Светка сжалась, подтянув к подбородку колени, приняв тем самым позу эмбриона, что ничуть не обезопасило её от свирепствующего в Людкиной руке колючего пучка. Муля мялся, в нерешительности глядя на избиение подружки: если разнимать Валерку с Гульдосом у него и мысли не зародилось, то выступить гарантом стабильности в бабском конфликте ему было, пожалуй, по плечу, а может — и не по плечу. Именно этот вопрос он подвергал подробному аналитическому исследованию, прикидывая свои шансы миротворца. Вроде и Светку жалко — немного, но всё же, слишком беспомощен её вид, с другой стороны — Людка, раскалённая в пылу садистского пожара, с свирепым пунцовым рылом и зенками на выкате. «Не иначе — очумевший Винни-Пух, — возникло у него сравнение, — чего доброго — и самому достанется».

Наблюдая множащиеся в геометрической прогрессии алые рубцы на Светкином теле, Муля всё же принял мужественное решение вступиться. Отхлебнув для храбрости из оказавшейся в единоличном его пользовании бутылки, он подкрался к Людке сзади и, улучив момент, когда она занесла орудие казни для очередного удара, ухватился за него обеими руками и вырвал, тут же отшвырнув в сторону. Людка по инерции ещё несколько раз рассекла пустоту, пока поняла, что веник отсутствует. Муля надеялся, что, изъяв жало у змеи, он поставил точку в истязании, но не тут-то было. Не проявив и намёка на интерес, куда это так скоропостижно мог телепортироваться веник, Людка взялась пинать Светку, причём с разбега, пусть и короткого, забавно семеня при старте кривыми ногами. Тапочки с неё слетели, и покрытые грибком ступни с глухими щелчками прикасались к искажённому в какой-то странной гримасе лицу Светки. Муле ничего не оставалось, как ухватить уже саму Людку и попытаться её утихомирить. Завязалась борьба: справиться с коренастой тяжёлой девахой худосочному да ещё подвыпившему пареньку было сложновато. Людка

карябалась, лягалась, орала: «Ах, ты, ё*аный стручок», — и даже стремилась укусить Мулю за нос. Однако сенсации не произошло: хуё*ый, но всё же мужичок взял верх над бабёнкой, хоть и не самой слабой.

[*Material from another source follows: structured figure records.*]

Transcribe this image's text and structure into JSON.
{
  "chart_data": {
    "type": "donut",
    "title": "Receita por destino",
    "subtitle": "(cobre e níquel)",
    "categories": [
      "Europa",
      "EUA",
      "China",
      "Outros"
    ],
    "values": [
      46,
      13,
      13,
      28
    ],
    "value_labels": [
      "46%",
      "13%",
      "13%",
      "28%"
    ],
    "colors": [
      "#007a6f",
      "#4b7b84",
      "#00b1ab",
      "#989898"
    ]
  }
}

— Ну, успокоилась, что ли, кобыла, *ля, — с сильной одышкой, но героически произнёс Муля, усевшись на круглом животе поверженной на пол Людки.

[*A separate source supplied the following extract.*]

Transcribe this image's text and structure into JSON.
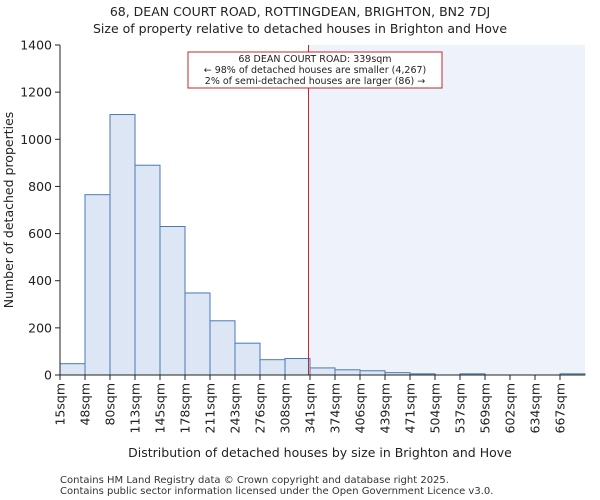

От разгорячённой кобылы ему в глаз прилетел такой плевок, какому бы и верблюд позавидовал. Между тем Борька и Гульдос сильно переутомились в своём лихорадочном, но бестолковом поединке и, разжав захваты, развалились на полу. Они просто пожирали кислый воздух, разглядывая облепленный злющими осенними мухами потолок.

— П*дор ты, — спокойно, без какого-либо эмоционального вкрапления произнёс Гульдос, когда его дыхание немного восстановилось.

— Сам ты п*дор, — так же бесцветно ответил ему Борька.

На этом они и порешили, прекратив перепалки как физические, так и словесные. Для Людки же самое страшное только начиналось. Муля как раз поднимался с неё, когда передохнувший и отдышавшийся Борька оторвал от пола грузное туловище и уселся на жопу, тоже не тощую. Краем пьяного замыленного ока он заметил эту сцену и воспринял её так, как и следовало ожидать. Уже через малую долю секунды Борька был на ногах и орал:

— Е*ётесь, суки, прямо при муже, прямо в доме моём, убью, собаки, поотрываю безмозглые головёнки.

Мулю словно унесло вихрем, только трепещущая входная дверь махала ему на прощание, а у порога грустно стояли брошенные в спешке кирзовые сапоги. Что касается Людки, то она и слова вымолвить не успела. Борька избивал её неторопливо, как он любил говорить — с чувством, с толком, с расстановкой, его кулак вонзался поочерёдно то в живот Людки, то в её лицо, с каждым ударом синеющее и набухающее, подобно папоротнику в тёплую летнюю ночь.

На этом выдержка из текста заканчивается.